1. They Challenge The Body Differently
While they often both follow the same time intervals, the impact and intensity of the moves challenge the body differently. HIIT’s aim has always been to get the body working at optimum level. The moves involved work to get you using your energy systems as much as humanly possible, lending itself to everything and anything from indoor and outdoor running to strength training. The main goal is to repeatedly raise and lower your heart rate by giving it all you’ve got in the high-energy periods. As for LIIT a typical programme will incorporate moves that change the level of the body (for example, squats followed by press-ups) which forces the heart to work hard to pump the blood from the legs to the upper body, without having to do a single jump or anything too intense.
2. The End Results Can Vary
There’s no doubt that both promise visible results, but recent studies have shown that exercising at a lower intensity puts you in an aerobic state, which experts say burns fat at a higher percentage than anaerobic exercise. To add to that, someone who suffers from chronic stress is only going to add to the increasing cortisol levels with HIIT as it has you working in your Sympathetic Nervous System, which is your ‘fight-or-flight’ zone. With that in mind, LIIT often feels like a safer option with better holistic benefits, but don’t rule it out completely. HIIT still offers seriously toned results within a matter of weeks while releasing toxins and boosting your overall mood. The key is to keep it moderate – for it to be positive and sustainable, it must be balanced out with stretching and strength work and be performed at a maximum of twice a week.
3. LIIT Is Far Gentler On The Joints
Half the reason LIIT is so popular now is because people are becoming more aware with the longevity of their bodies. HIIT is great for its endorphin-boosting benefits, but there is minimal rest periods. LIIT on the other hand still creates exercise intensity without the impact on the joints. This is because it keeps moves simple – think going from a jog into a walk, rather than a sprint into a jog. Another popular way to get the most out of LIIT it to use a challenging weight and to move slower through the moves, this increases the TUT (Time Under Tension) for your muscles which creates a greater demand on the metabolism while the slower movement allows for more awareness and precision through movement resulting in less injuries.
4. Both Can Burn A Similar Amount Of Calories
Don’t confuse LIIT’s low-impact nature with being slow and less effective. If you’re using heavy enough weights and really working on those slow, controlled sculpting moves, chances are you’re likely to burn a similar number of calories as a single HIIT session – it just may take you longer than a 10-minute stint. It comes down to preference, schedules and how much energy you like to put into your workouts.

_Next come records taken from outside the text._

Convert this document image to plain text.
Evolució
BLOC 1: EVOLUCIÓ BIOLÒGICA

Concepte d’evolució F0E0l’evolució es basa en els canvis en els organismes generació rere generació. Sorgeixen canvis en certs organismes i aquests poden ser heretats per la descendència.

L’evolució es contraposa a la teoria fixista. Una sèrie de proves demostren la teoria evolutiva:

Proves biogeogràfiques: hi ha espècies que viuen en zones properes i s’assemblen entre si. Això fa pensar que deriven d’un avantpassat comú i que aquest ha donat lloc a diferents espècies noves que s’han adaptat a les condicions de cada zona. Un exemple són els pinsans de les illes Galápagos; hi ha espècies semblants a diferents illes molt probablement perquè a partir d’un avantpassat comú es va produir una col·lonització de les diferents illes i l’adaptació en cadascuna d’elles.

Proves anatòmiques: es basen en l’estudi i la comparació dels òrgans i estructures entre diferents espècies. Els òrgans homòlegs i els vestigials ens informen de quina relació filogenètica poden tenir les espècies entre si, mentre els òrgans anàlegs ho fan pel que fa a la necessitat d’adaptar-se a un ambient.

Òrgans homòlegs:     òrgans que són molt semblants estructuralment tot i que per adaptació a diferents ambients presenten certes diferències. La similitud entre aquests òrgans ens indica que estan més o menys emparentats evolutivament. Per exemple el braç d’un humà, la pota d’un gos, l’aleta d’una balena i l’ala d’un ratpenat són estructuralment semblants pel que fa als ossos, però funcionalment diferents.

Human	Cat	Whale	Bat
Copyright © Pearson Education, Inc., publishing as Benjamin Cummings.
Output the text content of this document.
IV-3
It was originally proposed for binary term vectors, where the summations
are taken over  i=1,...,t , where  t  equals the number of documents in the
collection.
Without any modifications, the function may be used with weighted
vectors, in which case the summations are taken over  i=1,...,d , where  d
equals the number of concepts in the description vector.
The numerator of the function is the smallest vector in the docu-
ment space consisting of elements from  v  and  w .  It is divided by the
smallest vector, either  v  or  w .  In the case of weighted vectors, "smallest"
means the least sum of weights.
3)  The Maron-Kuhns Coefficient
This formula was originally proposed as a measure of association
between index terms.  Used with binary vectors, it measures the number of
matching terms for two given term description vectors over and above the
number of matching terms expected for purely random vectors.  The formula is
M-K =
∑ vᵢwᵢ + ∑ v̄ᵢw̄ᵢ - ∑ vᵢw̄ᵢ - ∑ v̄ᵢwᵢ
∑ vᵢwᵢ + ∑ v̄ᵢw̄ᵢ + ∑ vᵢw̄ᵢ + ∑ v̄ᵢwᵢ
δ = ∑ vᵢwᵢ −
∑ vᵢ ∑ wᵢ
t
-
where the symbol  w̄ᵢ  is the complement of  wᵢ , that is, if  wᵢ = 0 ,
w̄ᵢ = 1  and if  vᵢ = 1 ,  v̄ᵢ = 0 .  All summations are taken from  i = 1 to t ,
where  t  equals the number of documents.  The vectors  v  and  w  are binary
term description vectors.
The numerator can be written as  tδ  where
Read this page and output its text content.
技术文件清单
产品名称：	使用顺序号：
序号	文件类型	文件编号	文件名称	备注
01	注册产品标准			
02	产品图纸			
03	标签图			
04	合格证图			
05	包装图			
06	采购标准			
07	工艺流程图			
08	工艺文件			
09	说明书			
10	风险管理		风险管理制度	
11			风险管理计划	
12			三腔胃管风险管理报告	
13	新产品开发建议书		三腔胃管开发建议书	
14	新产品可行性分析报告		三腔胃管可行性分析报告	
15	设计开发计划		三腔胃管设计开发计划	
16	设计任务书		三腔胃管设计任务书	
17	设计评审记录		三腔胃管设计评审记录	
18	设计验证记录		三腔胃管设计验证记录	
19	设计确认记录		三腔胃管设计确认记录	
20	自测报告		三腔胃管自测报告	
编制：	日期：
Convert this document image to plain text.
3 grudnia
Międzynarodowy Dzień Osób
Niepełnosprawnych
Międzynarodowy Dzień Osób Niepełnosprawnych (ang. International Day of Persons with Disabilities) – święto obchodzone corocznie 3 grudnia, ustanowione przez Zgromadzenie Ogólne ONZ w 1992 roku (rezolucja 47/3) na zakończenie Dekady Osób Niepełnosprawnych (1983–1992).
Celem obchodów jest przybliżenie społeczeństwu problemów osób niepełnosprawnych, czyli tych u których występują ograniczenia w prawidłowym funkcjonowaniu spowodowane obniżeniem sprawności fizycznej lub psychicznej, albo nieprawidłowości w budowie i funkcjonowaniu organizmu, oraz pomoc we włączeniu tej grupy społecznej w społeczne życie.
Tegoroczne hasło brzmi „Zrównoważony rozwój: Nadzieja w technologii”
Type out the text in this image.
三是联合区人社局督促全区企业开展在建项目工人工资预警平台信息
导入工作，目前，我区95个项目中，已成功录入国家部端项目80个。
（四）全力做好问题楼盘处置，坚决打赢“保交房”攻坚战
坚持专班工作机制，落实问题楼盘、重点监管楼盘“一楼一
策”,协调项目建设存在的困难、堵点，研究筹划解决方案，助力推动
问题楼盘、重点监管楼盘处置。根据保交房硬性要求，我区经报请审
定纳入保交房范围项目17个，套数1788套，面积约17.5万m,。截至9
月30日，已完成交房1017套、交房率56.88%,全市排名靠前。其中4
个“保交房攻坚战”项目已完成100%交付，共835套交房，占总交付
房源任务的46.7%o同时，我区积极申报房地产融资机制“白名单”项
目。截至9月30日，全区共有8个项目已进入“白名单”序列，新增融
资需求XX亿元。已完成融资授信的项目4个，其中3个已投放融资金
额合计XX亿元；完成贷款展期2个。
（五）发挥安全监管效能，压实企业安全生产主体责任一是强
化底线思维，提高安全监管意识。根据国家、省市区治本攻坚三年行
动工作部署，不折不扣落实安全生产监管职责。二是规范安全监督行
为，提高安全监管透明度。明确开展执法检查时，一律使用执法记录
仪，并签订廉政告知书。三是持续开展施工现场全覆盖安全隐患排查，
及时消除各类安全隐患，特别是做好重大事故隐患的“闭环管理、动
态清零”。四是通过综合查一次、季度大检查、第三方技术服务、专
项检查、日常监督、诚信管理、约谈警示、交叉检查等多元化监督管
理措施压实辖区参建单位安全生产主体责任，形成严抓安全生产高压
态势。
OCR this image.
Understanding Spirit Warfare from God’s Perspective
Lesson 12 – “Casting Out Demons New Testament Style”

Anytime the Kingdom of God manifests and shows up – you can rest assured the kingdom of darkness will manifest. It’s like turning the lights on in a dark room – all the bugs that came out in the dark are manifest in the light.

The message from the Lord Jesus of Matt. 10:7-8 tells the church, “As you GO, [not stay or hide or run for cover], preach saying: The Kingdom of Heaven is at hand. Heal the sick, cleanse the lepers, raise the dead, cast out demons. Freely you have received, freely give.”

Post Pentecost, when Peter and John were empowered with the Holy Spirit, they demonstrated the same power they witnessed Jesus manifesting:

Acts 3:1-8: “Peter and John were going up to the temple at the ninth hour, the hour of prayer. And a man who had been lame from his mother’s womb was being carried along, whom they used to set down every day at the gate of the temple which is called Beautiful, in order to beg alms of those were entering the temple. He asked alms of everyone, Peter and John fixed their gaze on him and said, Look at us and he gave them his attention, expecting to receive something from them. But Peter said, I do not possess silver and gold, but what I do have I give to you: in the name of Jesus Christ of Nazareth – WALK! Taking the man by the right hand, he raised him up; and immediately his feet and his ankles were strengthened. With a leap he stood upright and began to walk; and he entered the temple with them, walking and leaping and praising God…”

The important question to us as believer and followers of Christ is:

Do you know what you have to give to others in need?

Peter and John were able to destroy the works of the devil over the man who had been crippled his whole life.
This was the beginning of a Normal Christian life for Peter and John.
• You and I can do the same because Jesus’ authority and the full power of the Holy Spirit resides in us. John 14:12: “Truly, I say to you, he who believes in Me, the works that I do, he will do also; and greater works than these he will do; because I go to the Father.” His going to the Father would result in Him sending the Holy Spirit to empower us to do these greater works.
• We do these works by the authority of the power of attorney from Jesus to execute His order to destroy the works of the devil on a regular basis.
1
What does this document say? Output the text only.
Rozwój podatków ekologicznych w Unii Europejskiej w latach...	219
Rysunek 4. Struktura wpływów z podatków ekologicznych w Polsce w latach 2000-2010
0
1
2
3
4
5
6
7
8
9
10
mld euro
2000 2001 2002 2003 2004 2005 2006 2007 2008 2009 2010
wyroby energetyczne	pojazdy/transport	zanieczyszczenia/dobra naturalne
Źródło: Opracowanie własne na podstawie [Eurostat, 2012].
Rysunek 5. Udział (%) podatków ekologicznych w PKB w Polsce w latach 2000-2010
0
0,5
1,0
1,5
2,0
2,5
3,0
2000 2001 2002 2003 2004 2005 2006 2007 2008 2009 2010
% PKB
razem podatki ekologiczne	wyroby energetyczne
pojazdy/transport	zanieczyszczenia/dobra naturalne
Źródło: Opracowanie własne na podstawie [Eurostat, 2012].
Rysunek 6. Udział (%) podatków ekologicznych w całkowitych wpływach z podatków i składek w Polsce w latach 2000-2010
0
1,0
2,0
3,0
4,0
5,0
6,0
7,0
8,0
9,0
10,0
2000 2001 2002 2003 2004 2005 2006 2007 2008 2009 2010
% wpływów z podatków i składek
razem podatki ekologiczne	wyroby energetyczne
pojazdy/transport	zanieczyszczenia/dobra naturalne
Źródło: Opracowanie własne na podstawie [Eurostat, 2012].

5. HIIT Is Better For Those Who Are Time-Poor
HIIT was practically designed for those wanting a speedy fast-fix. Typically, a HIIT workout will last you around 10-30 minutes, making it a go-to for those with tight schedules. The best bit is even when performed in a shorter amount of time, it makes no dents in your fitness efforts. In fact, these intense, short workouts are said to burn up to 30% more calories than others. It’s also said to reduce blood pressure and blood sugar, as well as improved oxygen intake, digestion and overall endurance.
6. You Won’t Need Equipment For Either
Despite their core differences, one key benefit of both is that they can be performed almost anywhere with as much or as little equipment as you desire. Using a mix of strength-training moves, weights and resistance bands, you’ll find you can take on either in your living room or outside. There are some great YouTube workouts you can follow now, too, which is ideal if you still want to reap their toning benefits without joining a group class.